Die Deutschen sehen bei der Regulierung der sozialen Plattformen vor allem die Anbieter selbst in der Pflicht: 54 Prozent der Befragten wünscht sich von sozialen Netzwerken eine bessere Filterung beleidigender Beiträge. Vor allem weibliche User befürworten automatische Löschungen und sprechen sich zu 66 Prozent für eine striktere Filterung aus. Bei Männern sind es hingegen 46 Prozent.
Die Ergebnisse offenbaren auch: Die Nutzer sind in dieser Frage gespalten und das vor allem in Bezug auf ihr Alter. Während in der Altersgruppe 18-29 Jahre lediglich 42 Prozent ein härteres Aussieben seitens Facebook & Co. befürworten, sind es in der Altersgruppe 50-60 Jahre 70 Prozent. Bahnt sich hier ein digitaler Generationenkonflikt an?
Beleidigung im Netz: Fast die Hälfte der Befragten würde Anzeige erstatten
Viele Nutzer in sozialen Netzwerken sind bei Diskussionen nicht zimperlich – oft attackieren sich wildfremde Menschen mit wüsten Beleidigungen. Der Studie zufolge würden allerdings 80 Prozent der Befragten bei einer Beleidigung den Verfasser beim Netzwerk melden. Fast die Hälfte (44 Prozent) würde sogar noch weiter gehen und sich mit einer Anzeige bei der Polizei gegen die Diffamierung wehren. Wiederum ein Fünftel der Befragten gibt an, in solchen Fällen einen Anwalt einschalten zu wollen.
Selbst Teil des Problems will der überwältigende Teil der Befragten weder sein, noch werden: Nur sehr wenige Befragte, genauer gesagt drei Prozent, geben an, dass sie den Verfasser zurück beleidigen würden.
Dass Beleidigungen im Netz schlimmer bewertet würden, lässt sich wiederum nicht sagen. Für 70 Prozent der Befragten macht es ihren Angaben zufolge keinen Unterschied, ob sie auf offener Straße beleidigt werden, oder dies im sozialen Netz geschieht.

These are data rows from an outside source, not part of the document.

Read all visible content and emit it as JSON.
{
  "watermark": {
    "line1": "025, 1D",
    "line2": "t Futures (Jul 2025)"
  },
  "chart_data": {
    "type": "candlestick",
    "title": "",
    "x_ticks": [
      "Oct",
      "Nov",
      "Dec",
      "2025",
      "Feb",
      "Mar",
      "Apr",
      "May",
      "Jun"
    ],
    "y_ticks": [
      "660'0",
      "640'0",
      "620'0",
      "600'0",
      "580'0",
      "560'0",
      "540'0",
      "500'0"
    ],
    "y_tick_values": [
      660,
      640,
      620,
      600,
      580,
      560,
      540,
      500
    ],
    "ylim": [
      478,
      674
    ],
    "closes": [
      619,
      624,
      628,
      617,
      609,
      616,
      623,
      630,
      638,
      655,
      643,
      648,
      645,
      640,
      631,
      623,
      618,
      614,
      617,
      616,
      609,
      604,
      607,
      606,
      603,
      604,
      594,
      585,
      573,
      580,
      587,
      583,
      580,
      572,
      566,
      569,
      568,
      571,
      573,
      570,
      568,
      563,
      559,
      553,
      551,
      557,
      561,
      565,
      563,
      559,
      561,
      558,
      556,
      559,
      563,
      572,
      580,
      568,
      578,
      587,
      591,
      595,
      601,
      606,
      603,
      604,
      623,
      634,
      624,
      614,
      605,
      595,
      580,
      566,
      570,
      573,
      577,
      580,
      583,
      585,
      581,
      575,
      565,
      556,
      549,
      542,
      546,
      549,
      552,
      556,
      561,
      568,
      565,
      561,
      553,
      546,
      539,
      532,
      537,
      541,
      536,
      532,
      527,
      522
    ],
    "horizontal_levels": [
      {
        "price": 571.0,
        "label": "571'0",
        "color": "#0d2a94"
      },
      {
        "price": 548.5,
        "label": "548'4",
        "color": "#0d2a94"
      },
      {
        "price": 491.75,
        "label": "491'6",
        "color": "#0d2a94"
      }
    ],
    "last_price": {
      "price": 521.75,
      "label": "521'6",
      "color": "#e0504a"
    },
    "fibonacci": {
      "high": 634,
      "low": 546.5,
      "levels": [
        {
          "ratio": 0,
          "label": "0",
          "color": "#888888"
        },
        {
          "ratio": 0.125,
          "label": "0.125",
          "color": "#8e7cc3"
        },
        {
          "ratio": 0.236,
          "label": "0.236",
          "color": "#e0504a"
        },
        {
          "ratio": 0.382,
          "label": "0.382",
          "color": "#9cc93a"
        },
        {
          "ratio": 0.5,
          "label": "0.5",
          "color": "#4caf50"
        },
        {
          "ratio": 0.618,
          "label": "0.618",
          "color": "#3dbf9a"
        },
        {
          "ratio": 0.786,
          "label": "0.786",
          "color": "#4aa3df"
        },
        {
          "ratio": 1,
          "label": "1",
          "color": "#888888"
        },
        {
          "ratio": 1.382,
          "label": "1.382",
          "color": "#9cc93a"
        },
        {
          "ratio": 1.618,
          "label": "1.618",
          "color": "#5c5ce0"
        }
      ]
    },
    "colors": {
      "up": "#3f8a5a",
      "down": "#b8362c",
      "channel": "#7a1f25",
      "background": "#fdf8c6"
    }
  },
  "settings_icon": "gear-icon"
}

Beleidigungen und Belästigungen müssen und sollten nicht akzeptiert werden
Trotzdem unterschätzen viele Nutzer die möglichen rechtlichen Konsequenzen von Beleidigungen in sozialen Netzwerken: Mehr als ein Viertel der Befragten (28 Prozent) geht davon aus, dass Beschimpfungen außerhalb des Internets schwerwiegendere rechtliche Folgen haben können als in sozialen Netzwerken.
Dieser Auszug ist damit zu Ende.